The truth of the matter is China is sitting on $2.5 trillion dollars of dry powder. Countries are falling over themselves for pieces of that pie. Larry Summers’ (former President of Obama’s National Economic Council) made trips to China to smoothen diplomatic tensions despite legitimate concerns over China’s ‘mercantilist’ currency policies, knowing too well that the US would need China to keep its role as the US’ sugar daddy. UK’s Prime Minister, David Cameron has not relented in his efforts to realign his country’s interest in the East, making a trip to India to drum up investment, weeks upon being elected into office.

To put China’s investment in Ghana into perspective, with an annual GDP of $15.5 billion, if we add the wages generated from all 25 million of Ghana’s population, petty trades in Makola market and beyond, tourist dollars, remittances from abroad, money spent by Ghanaians living abroad when they visit the country, exports from oil, gold, cocoa and bush meat, etc,..ALL GENERATED IN A YEAR, we still will be over $400 million short of what China is giving to us, with a stroke of a pen, albeit for some slice of our resources.

There can be but a few outcomes in our relationship with China. In both cases, I see a net win for the continent.

At one extreme, if the relationship turns exploitative, there may be a silver lining to it. We cannot expect China to bring money to the table and also negotiate on our behalf. That would be preposterous. As a matter of fact, it would be a great act of injustice if African leaders, as has been the case in the past, do not get penalized by being dealt a bad hand by the Chinese investors (in this case), if they do not negotiate smartly. What some call exploitation, I call learning curve. We as a people need to learn the hard way. I’m sure China learned its lessons the hard way when it opened up its economy in the seventies. Some may argue that China’s economic prowess puts them in a superior bargaining position. While this may be true in principle, there are several intervening factors that should even the play field somewhat. Firstly, it is no secret that China has a voracious appetite for resources. It currently accounts for roughly one-fifth of global seaborne trade in coal. It also consumes roughly half the world’s cement, a third of its steel and a quarter of its aluminium. This demand is only going to get bigger as China develops. Africa has resources in abundance. Any attempt by China to take undue advantage of its “generous” African hosts will only come back to haunt them in the near future, in the global race for resources, hence keeping them in check.

Secondly, it is no secret that China has money – perhaps too much of it.  It is over-exposed to the US dollar and is quite desperate to diversify from it. This should play into African hands in the same way that wealthier football clubs- Manchester City, Chelsea and Real Madrid – (to borrow an analogy from football) tend to overpay for football talent because other parties to the transaction know that these teams have money to spend and hence these other teams try to make most out of the situation.
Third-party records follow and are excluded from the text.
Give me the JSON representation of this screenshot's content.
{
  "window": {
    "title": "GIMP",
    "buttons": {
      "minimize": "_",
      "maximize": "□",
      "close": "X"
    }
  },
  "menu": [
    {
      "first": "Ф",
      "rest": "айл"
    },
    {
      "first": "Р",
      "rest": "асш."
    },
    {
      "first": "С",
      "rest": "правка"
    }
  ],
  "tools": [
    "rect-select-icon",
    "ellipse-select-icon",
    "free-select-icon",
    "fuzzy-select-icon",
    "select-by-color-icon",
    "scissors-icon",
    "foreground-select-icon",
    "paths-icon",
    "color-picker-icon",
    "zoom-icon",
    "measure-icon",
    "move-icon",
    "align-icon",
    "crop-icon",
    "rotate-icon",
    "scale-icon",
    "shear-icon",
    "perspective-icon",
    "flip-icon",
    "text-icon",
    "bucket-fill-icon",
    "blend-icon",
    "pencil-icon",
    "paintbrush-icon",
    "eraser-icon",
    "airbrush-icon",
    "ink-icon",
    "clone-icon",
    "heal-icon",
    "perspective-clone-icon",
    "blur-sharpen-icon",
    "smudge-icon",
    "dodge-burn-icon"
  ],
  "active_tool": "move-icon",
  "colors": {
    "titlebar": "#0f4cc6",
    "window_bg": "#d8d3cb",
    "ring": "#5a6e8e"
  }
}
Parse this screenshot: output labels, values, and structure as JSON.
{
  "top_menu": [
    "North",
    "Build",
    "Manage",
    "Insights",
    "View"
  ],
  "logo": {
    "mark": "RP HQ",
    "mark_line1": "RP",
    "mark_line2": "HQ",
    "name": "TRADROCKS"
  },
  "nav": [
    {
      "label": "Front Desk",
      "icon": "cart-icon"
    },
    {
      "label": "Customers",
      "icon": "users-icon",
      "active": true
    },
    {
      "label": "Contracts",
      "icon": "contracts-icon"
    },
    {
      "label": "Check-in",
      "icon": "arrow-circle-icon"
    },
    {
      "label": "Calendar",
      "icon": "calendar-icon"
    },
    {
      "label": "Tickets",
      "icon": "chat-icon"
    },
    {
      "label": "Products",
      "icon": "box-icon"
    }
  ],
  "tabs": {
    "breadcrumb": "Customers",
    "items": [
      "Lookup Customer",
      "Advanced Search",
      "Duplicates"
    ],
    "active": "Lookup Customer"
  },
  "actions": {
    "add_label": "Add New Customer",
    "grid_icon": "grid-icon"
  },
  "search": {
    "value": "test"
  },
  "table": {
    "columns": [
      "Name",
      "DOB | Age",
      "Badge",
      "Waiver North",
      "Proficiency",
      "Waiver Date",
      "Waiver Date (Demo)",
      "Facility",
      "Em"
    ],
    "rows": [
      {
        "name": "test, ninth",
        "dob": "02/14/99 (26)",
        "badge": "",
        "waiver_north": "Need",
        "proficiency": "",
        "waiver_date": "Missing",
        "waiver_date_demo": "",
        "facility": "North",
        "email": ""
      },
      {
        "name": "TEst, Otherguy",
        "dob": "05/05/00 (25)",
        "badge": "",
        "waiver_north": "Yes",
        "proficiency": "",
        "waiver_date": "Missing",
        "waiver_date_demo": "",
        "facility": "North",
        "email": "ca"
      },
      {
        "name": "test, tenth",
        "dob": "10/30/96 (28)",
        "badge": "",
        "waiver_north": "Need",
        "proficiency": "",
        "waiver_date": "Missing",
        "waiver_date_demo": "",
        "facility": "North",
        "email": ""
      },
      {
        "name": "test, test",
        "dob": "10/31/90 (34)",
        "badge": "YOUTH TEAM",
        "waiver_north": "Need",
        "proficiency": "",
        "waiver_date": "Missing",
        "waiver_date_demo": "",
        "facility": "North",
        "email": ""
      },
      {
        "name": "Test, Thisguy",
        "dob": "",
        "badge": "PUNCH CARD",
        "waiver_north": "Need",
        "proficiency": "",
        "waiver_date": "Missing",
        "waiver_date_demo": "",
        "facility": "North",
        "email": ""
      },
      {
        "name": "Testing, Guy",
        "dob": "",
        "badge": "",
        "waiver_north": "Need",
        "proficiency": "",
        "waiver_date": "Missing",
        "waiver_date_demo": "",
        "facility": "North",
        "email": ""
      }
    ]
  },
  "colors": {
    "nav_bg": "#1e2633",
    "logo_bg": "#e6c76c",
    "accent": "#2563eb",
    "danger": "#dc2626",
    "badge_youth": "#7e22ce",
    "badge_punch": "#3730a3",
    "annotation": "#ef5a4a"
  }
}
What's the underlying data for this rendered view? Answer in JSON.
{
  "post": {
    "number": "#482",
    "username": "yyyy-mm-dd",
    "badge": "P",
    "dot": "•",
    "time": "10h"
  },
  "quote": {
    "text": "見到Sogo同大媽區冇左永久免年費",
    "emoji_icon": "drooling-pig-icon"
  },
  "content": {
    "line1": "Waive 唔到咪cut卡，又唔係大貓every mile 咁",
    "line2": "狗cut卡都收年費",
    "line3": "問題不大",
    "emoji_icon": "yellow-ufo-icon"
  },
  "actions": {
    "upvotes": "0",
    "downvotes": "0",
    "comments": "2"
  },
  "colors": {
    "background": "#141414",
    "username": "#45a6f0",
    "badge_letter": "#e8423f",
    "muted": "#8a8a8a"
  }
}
The other point to note is with over 90% of sub-Saharan countries currently engaged in oil production, exploration, or concession of some form, the continent is due for a major oil shake-out. Klare and Volman (2006) point out that in 2010, West Africa shoreline (the Gulf of Guinea), by itself, is projected to become the number one source of oil in the world outside the OPEC region. Nothing should prevent African countries from leveraging this position to negotiate with China (in consortia, for example) to get the best buck for its resources.

On the flip side, if the relationship turns out to be anything but exploitative, we win as well. The center of gravity of the international political economy is shifting. China has had the biggest economy in 18 of the last 20 centuries. Their rise (or as some would call it, their return) to global dominance is inevitable. The earlier we embrace and nurture it for our own good, the better. Admittedly, China would need to improve on its poor record in environment, treatment of local employees, human rights and propping up despotic regimes. Whichever way, we have too much to gain and too little to lose. Let the game begin!